Halil Cibran, kendine has üslûbu olan bir yazar. Kendi kendine konuşuyormuş izlenimi vermenin yanı sira "Ne benim denizin derinlerinde gezen düşüncelerimi anlayabilirsin ne de ben anlamanı isterim senden. Benim isteğim, denizle yalnız kalmaktır." cümleleri ile anlaşılma kaygısının olmadığı da görülmektedir. Bu da yazara farklı ve biraz da anlaşılması zor bir üslûp kazandırmış. Derin denizlere yani yazarın derin düşüncelerine uzanabilmek gerçekten de zor.

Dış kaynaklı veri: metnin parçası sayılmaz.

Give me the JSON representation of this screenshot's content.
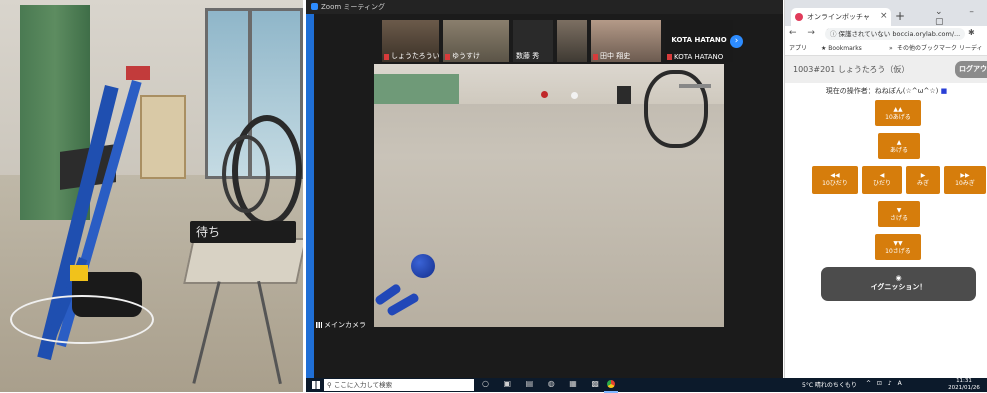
{
  "photo": {
    "sign_text": "待ち"
  },
  "zoom": {
    "window_title": "Zoom ミーティング",
    "participants": [
      {
        "name": "しょうたろういまいとお"
      },
      {
        "name": "ゆうすけ"
      },
      {
        "name": "数藤 秀"
      },
      {
        "name": ""
      },
      {
        "name": "田中 翔史"
      },
      {
        "name": "KOTA HATANO",
        "caption": "KOTA HATANO"
      }
    ],
    "camera_label": "メインカメラ"
  },
  "browser": {
    "tab_title": "オンラインボッチャ",
    "tab_close": "×",
    "new_tab": "+",
    "window_controls": "⌄ – ▢",
    "nav_buttons": "← → C ⌂",
    "url_secure": "保護されていない",
    "url": "boccia.orylab.com/...",
    "bookmarks": {
      "apps": "アプリ",
      "bookmarks": "★ Bookmarks",
      "more": "»",
      "other": "その他のブックマーク",
      "reading": "リーディ"
    },
    "page": {
      "room": "1003#201 しょうたろう（仮）",
      "logout": "ログアウト",
      "operator": "現在の操作者：ねねぽん(☆^ω^☆)",
      "buttons": {
        "up10": {
          "arrow": "▲▲",
          "label": "10あげる"
        },
        "up": {
          "arrow": "▲",
          "label": "あげる"
        },
        "left10": {
          "arrow": "◀◀",
          "label": "10ひだり"
        },
        "left": {
          "arrow": "◀",
          "label": "ひだり"
        },
        "right": {
          "arrow": "▶",
          "label": "みぎ"
        },
        "right10": {
          "arrow": "▶▶",
          "label": "10みぎ"
        },
        "down": {
          "arrow": "▼",
          "label": "さげる"
        },
        "down10": {
          "arrow": "▼▼",
          "label": "10さげる"
        },
        "ignite": {
          "icon": "◉",
          "label": "イグニッション！"
        }
      }
    }
  },
  "taskbar": {
    "search_placeholder": "ここに入力して検索",
    "weather": "5°C 晴れのちくもり",
    "tray": "^ ⊡ ♪ A",
    "time": "11:31",
    "date": "2021/01/26"
  },
  "colors": {
    "control_orange": "#d67d0c",
    "ignite_dark": "#4c4c4c",
    "zoom_blue": "#2d8cff"
  }
}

Okuduktan sonra bile kendi kendime burda ne anlatmak istemiş ki diye düşünüp durduğum bir eser oldu.
Bir gün, bir korkuluğa şöyle dedim: “Tarlanda böyle tek başına durmaktan yorulmaz mısın?”
Dedi ki bana: “Korkutmanın hazzı öyle derin,öyle süreklidir ki, asla yorulmam.”
Bir an düşündükten sonra, “Doğru,” dedim, “ben de yaşadım bu hazzı.”
Korkuluk cevap verdi: “Sadece, benim gibi, içi saman dolu olanlar bilirler bunu.”
Beni pohpohluyor mu, aşağılıyor mu, anlayamadan bıraktım korkuluğu gittim.
Geçen bir yıl içinde korkuluk filozof oldu.
Ve yeniden oradan geçtiğimde, korkuluğun şapkasının altında, iki kuzgunun yuva yaptığını gördüm.